The most typical scenario is to delete old data, such as 100w old data. If you delete all the data in one SQL statement, the SQL statement will execute a long process. At the same time, it may lock a large amount of data, occupy the whole transaction log, exhaust system resources and block other queries. Then we can delete 1w old data at one time, so that the performance loss of deleting all old data can be spread over a long time, greatly reducing the impact on the server.

Decomposition Association query

As for the JOIN keyword, many DBA s will directly disable the JOIN statement because the JOIN statement may scan A large number of rows. I will summarize it in A later blog. In short, if the index cannot be used on the driven table, the whole table will be scanned directly every time the driven table is queried. The number of rows scanned by A JOIN B will directly be the number of rows of A * the number of rows of B.
Therefore, we can split a JOIN statement into multiple simple queries and then assemble them in the application.
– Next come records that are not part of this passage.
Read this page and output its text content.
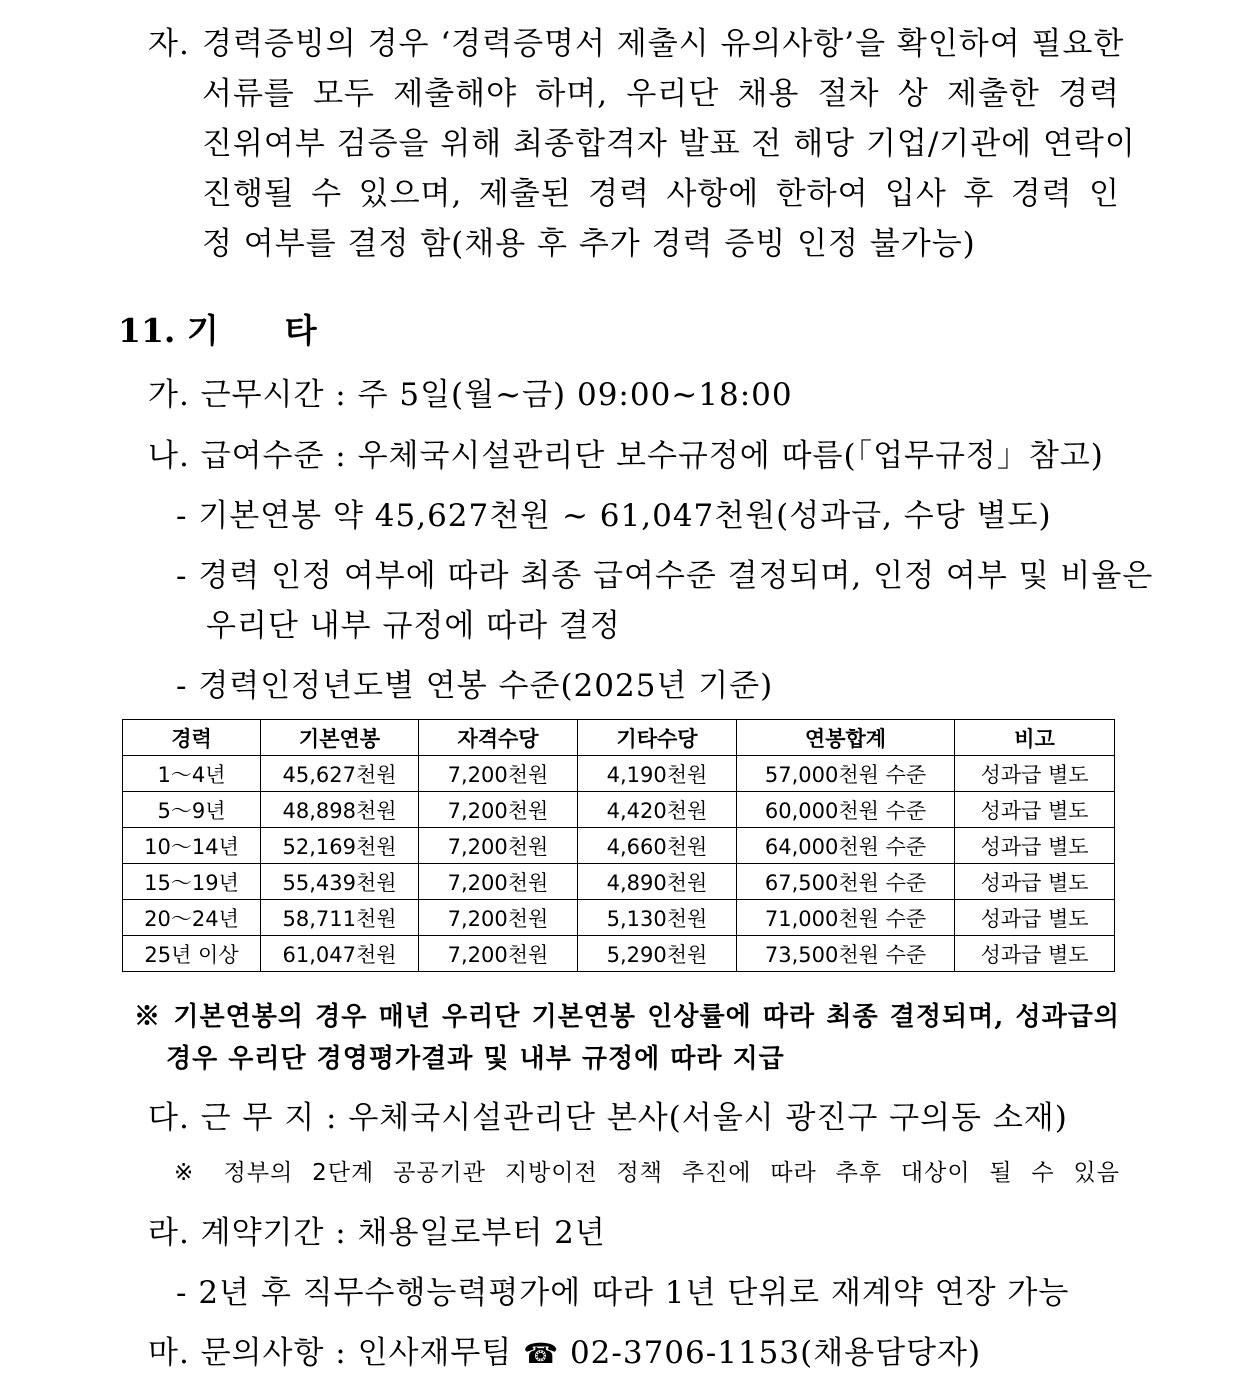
자. 경력증빙의 경우 ‘경력증명서 제출시 유의사항’을 확인하여 필요한
서류를 모두 제출해야 하며, 우리단 채용 절차 상 제출한 경력
진위여부 검증을 위해 최종합격자 발표 전 해당 기업/기관에 연락이
진행될 수 있으며, 제출된 경력 사항에 한하여 입사 후 경력 인
정 여부를 결정 함(채용 후 추가 경력 증빙 인정 불가능)
11. 기　　타
가. 근무시간 : 주 5일(월~금) 09:00~18:00
나. 급여수준 : 우체국시설관리단 보수규정에 따름(「업무규정」참고)
- 기본연봉 약 45,627천원 ~ 61,047천원(성과급, 수당 별도)
- 경력 인정 여부에 따라 최종 급여수준 결정되며, 인정 여부 및 비율은
우리단 내부 규정에 따라 결정
- 경력인정년도별 연봉 수준(2025년 기준)
경력	기본연봉	자격수당	기타수당	연봉합계	비고
1～4년	45,627천원	7,200천원	4,190천원	57,000천원 수준	성과급 별도
5～9년	48,898천원	7,200천원	4,420천원	60,000천원 수준	성과급 별도
10～14년	52,169천원	7,200천원	4,660천원	64,000천원 수준	성과급 별도
15～19년	55,439천원	7,200천원	4,890천원	67,500천원 수준	성과급 별도
20～24년	58,711천원	7,200천원	5,130천원	71,000천원 수준	성과급 별도
25년 이상	61,047천원	7,200천원	5,290천원	73,500천원 수준	성과급 별도
※ 기본연봉의 경우 매년 우리단 기본연봉 인상률에 따라 최종 결정되며, 성과급의
경우 우리단 경영평가결과 및 내부 규정에 따라 지급
다. 근 무 지 : 우체국시설관리단 본사(서울시 광진구 구의동 소재)
※ 정부의 2단계 공공기관 지방이전 정책 추진에 따라 추후 대상이 될 수 있음
라. 계약기간 : 채용일로부터 2년
- 2년 후 직무수행능력평가에 따라 1년 단위로 재계약 연장 가능
마. 문의사항 : 인사재무팀 ☎ 02-3706-1153(채용담당자)
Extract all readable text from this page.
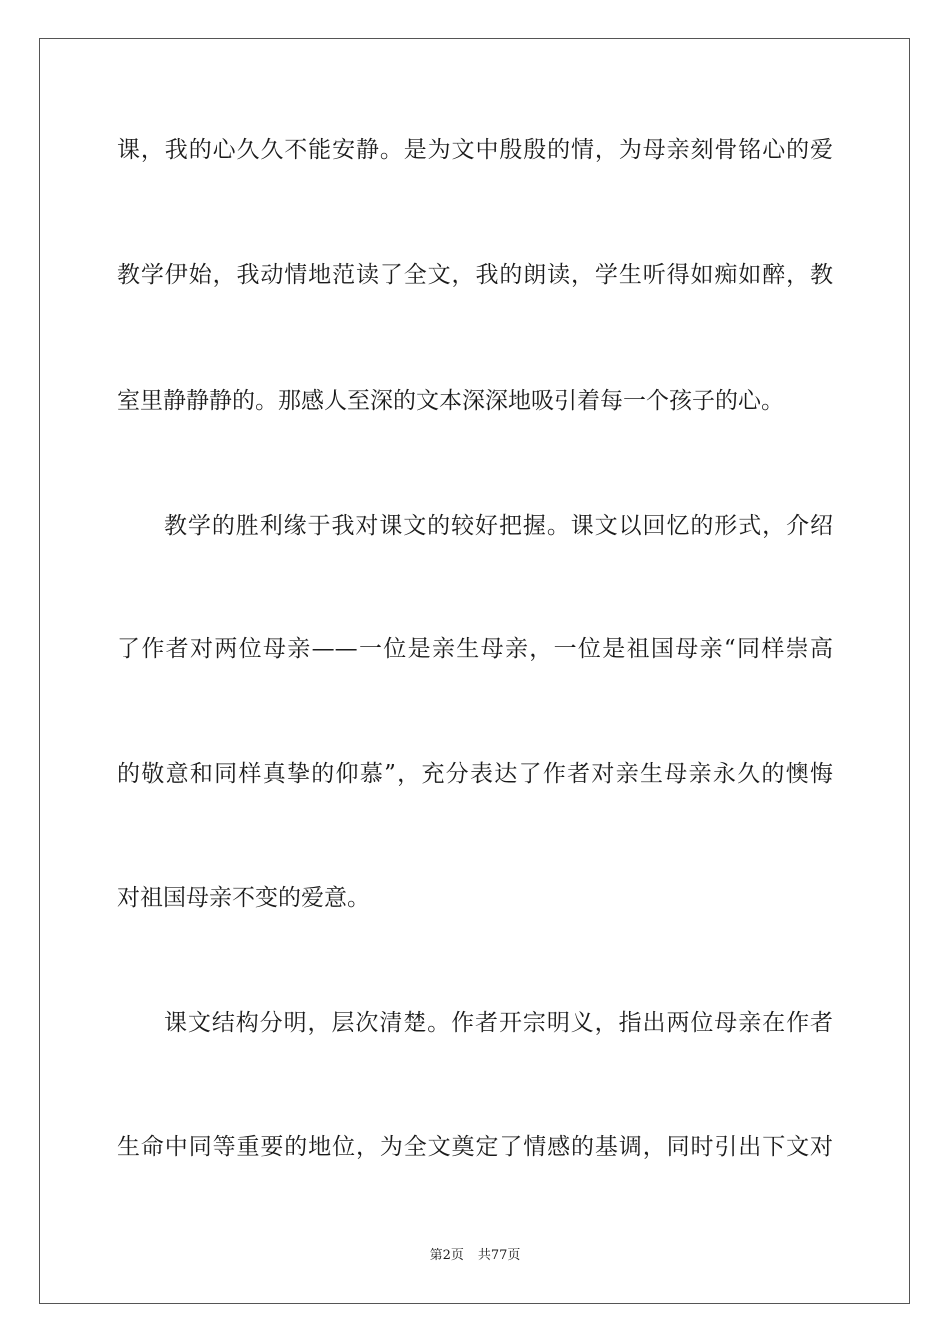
课，我的心久久不能安静。是为文中殷殷的情，为母亲刻骨铭心的爱
教学伊始，我动情地范读了全文，我的朗读，学生听得如痴如醉，教
室里静静静的。那感人至深的文本深深地吸引着每一个孩子的心。
教学的胜利缘于我对课文的较好把握。课文以回忆的形式，介绍
了作者对两位母亲——一位是亲生母亲，一位是祖国母亲“同样崇高
的敬意和同样真挚的仰慕”，充分表达了作者对亲生母亲永久的懊悔
对祖国母亲不变的爱意。
课文结构分明，层次清楚。作者开宗明义，指出两位母亲在作者
生命中同等重要的地位，为全文奠定了情感的基调，同时引出下文对
第2页 共77页
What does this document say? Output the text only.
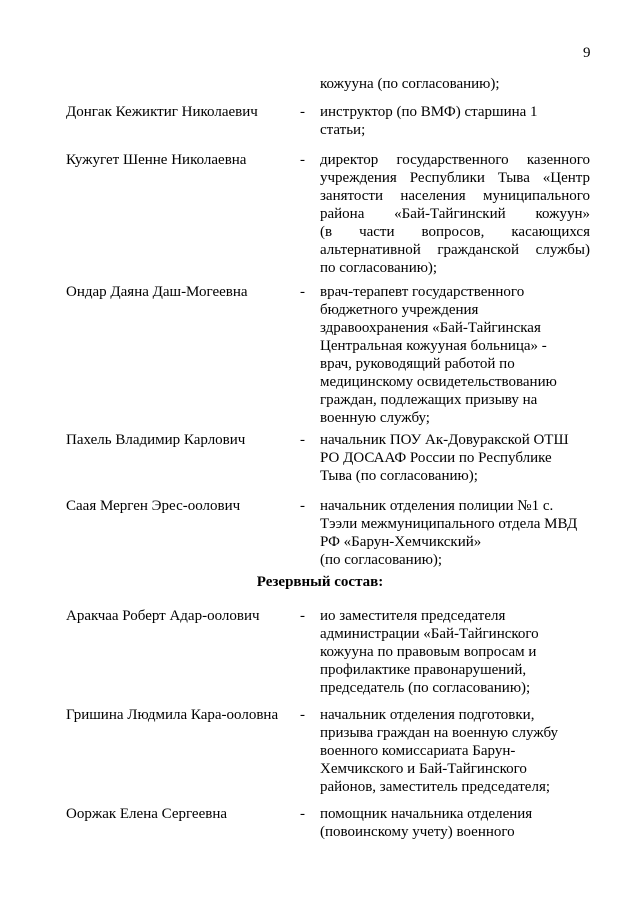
9
кожууна (по согласованию);
Донгак Кежиктиг Николаевич	- инструктор (по ВМФ) старшина 1
статьи;
Кужугет Шенне Николаевна	- директор государственного казенного
учреждения Республики Тыва «Центр
занятости населения муниципального
района «Бай-Тайгинский кожуун»
(в части вопросов, касающихся
альтернативной гражданской службы)
по согласованию);
Ондар Даяна Даш-Могеевна	- врач-терапевт государственного
бюджетного учреждения
здравоохранения «Бай-Тайгинская
Центральная кожууная больница» -
врач, руководящий работой по
медицинскому освидетельствованию
граждан, подлежащих призыву на
военную службу;
Пахель Владимир Карлович	- начальник ПОУ Ак-Довуракской ОТШ
РО ДОСААФ России по Республике
Тыва (по согласованию);
Саая Мерген Эрес-оолович	- начальник отделения полиции №1 с.
Тээли межмуниципального отдела МВД
РФ «Барун-Хемчикский»
(по согласованию);
Резервный состав:
Аракчаа Роберт Адар-оолович	- ио заместителя председателя
администрации «Бай-Тайгинского
кожууна по правовым вопросам и
профилактике правонарушений,
председатель (по согласованию);
Гришина Людмила Кара-ооловна - начальник отделения подготовки,
призыва граждан на военную службу
военного комиссариата Барун-
Хемчикского и Бай-Тайгинского
районов, заместитель председателя;
Ооржак Елена Сергеевна	- помощник начальника отделения
(повоинскому учету) военного
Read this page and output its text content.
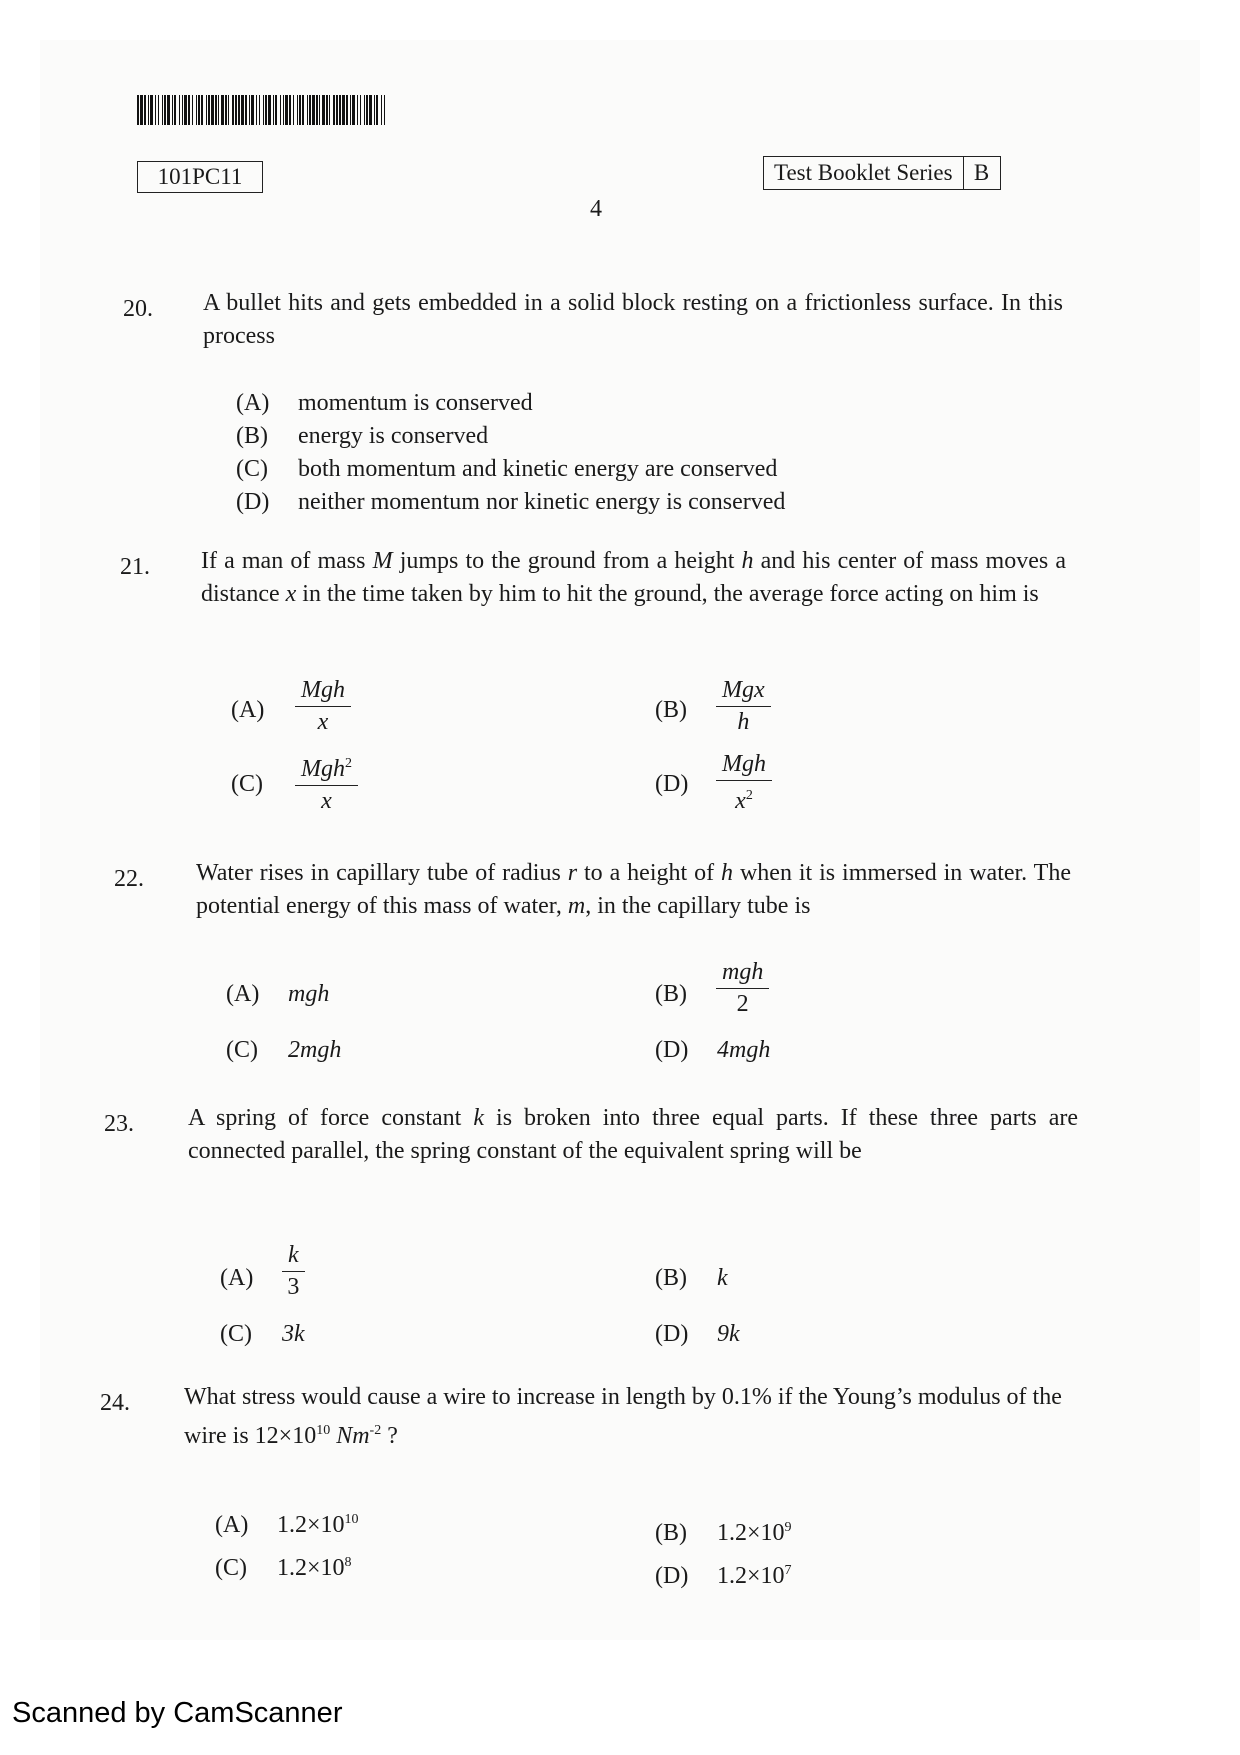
101PC11	Test Booklet Series B
4
20. A bullet hits and gets embedded in a solid block resting on a frictionless surface. In this process
(A) momentum is conserved
(B) energy is conserved
(C) both momentum and kinetic energy are conserved
(D) neither momentum nor kinetic energy is conserved
21. If a man of mass M jumps to the ground from a height h and his center of mass moves a distance x in the time taken by him to hit the ground, the average force acting on him is
(A)
Mgh
x	(B)
Mgx
h
(C)
Mgh$^2$
x
(D)
Mgh
$x^2$
22. Water rises in capillary tube of radius r to a height of h when it is immersed in water. The potential energy of this mass of water, m, in the capillary tube is
(A) mgh	(B)
mgh
2
(C) 2mgh	(D) 4mgh
23. A spring of force constant k is broken into three equal parts. If these three parts are connected parallel, the spring constant of the equivalent spring will be
$(A) \frac{k}{3}$	(B) k
(C) 3k	(D) 9k
24. What stress would cause a wire to increase in length by 0.1% if the Young’s modulus of the wire is $12\times 10^{10}$ $Nm^{-2}$ ?
(A) $1.2\times 10^{10}$
(B) $1.2\times 10^9$
(C) $1.2\times 10^8$
(D) $1.2\times 10^7$
Scanned by CamScanner
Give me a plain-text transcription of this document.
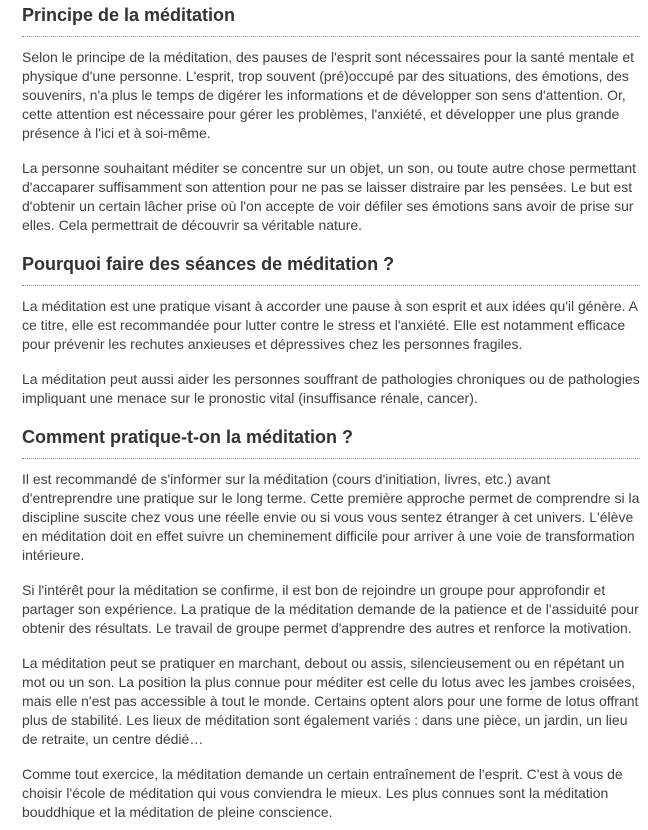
Principe de la méditation

Selon le principe de la méditation, des pauses de l'esprit sont nécessaires pour la santé mentale et physique d'une personne. L'esprit, trop souvent (pré)occupé par des situations, des émotions, des souvenirs, n'a plus le temps de digérer les informations et de développer son sens d'attention. Or, cette attention est nécessaire pour gérer les problèmes, l'anxiété, et développer une plus grande présence à l'ici et à soi-même.

La personne souhaitant méditer se concentre sur un objet, un son, ou toute autre chose permettant d'accaparer suffisamment son attention pour ne pas se laisser distraire par les pensées. Le but est d'obtenir un certain lâcher prise où l'on accepte de voir défiler ses émotions sans avoir de prise sur elles. Cela permettrait de découvrir sa véritable nature.

Pourquoi faire des séances de méditation ?

La méditation est une pratique visant à accorder une pause à son esprit et aux idées qu'il génère. A ce titre, elle est recommandée pour lutter contre le stress et l'anxiété. Elle est notamment efficace pour prévenir les rechutes anxieuses et dépressives chez les personnes fragiles.

La méditation peut aussi aider les personnes souffrant de pathologies chroniques ou de pathologies impliquant une menace sur le pronostic vital (insuffisance rénale, cancer).

Comment pratique-t-on la méditation ?

Il est recommandé de s'informer sur la méditation (cours d'initiation, livres, etc.) avant d'entreprendre une pratique sur le long terme. Cette première approche permet de comprendre si la discipline suscite chez vous une réelle envie ou si vous vous sentez étranger à cet univers. L'élève en méditation doit en effet suivre un cheminement difficile pour arriver à une voie de transformation intérieure.

Si l'intérêt pour la méditation se confirme, il est bon de rejoindre un groupe pour approfondir et partager son expérience. La pratique de la méditation demande de la patience et de l'assiduité pour obtenir des résultats. Le travail de groupe permet d'apprendre des autres et renforce la motivation.

La méditation peut se pratiquer en marchant, debout ou assis, silencieusement ou en répétant un mot ou un son. La position la plus connue pour méditer est celle du lotus avec les jambes croisées, mais elle n'est pas accessible à tout le monde. Certains optent alors pour une forme de lotus offrant plus de stabilité. Les lieux de méditation sont également variés : dans une pièce, un jardin, un lieu de retraite, un centre dédié…

Comme tout exercice, la méditation demande un certain entraînement de l'esprit. C'est à vous de choisir l'école de méditation qui vous conviendra le mieux. Les plus connues sont la méditation bouddhique et la méditation de pleine conscience.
Decomposition Association query can have the following advantages:

  1. Executing a single query can reduce lock contention
  2. By associating with the application layer, it is easier to split the database and achieve high performance and scalability
  3. The query of redundant records can be reduced
  4. This form is equivalent to hash Association in the application layer. In many cases, hash association is much more efficient

MySQL optimizer

MySQL optimizer is a cost based optimizer. There are some reasons why MySQL optimizer chooses the wrong execution plan:

  1. Inaccurate statistics.
  2. The estimated cost of implementing the plan is not equal to the actual cost.
  3. The optimization of MySQL is not just about response time.
  4. MySQL does not consider concurrent execution.
  5. MySQL is sometimes optimized based on some fixed rules.

MySQL can handle the following optimization types:

  1. Redefine the order of associated tables
  2. Convert external connection to internal connection
  3. Use equivalent change rules: for example, merge and reduce some comparisons, and remove some identifications or non identifications. For example, (5 = 5 and a > 5) will be rewritten as a > 5.
  4. Optimize COUNT(), MIN(), MAX()
  5. The expression is converted into a constant
  6. Overwrite index scan
  7. Subquery optimization
  8. Terminate query in advance: LIMIT, find a condition that does not hold.
  9. Equivalent propagation: when USING, there is no need to declare the same fields in the two tables repeatedly.
    10. Comparison of list IN(): IN() in MySQL is to sort the data in the list first and then binary query.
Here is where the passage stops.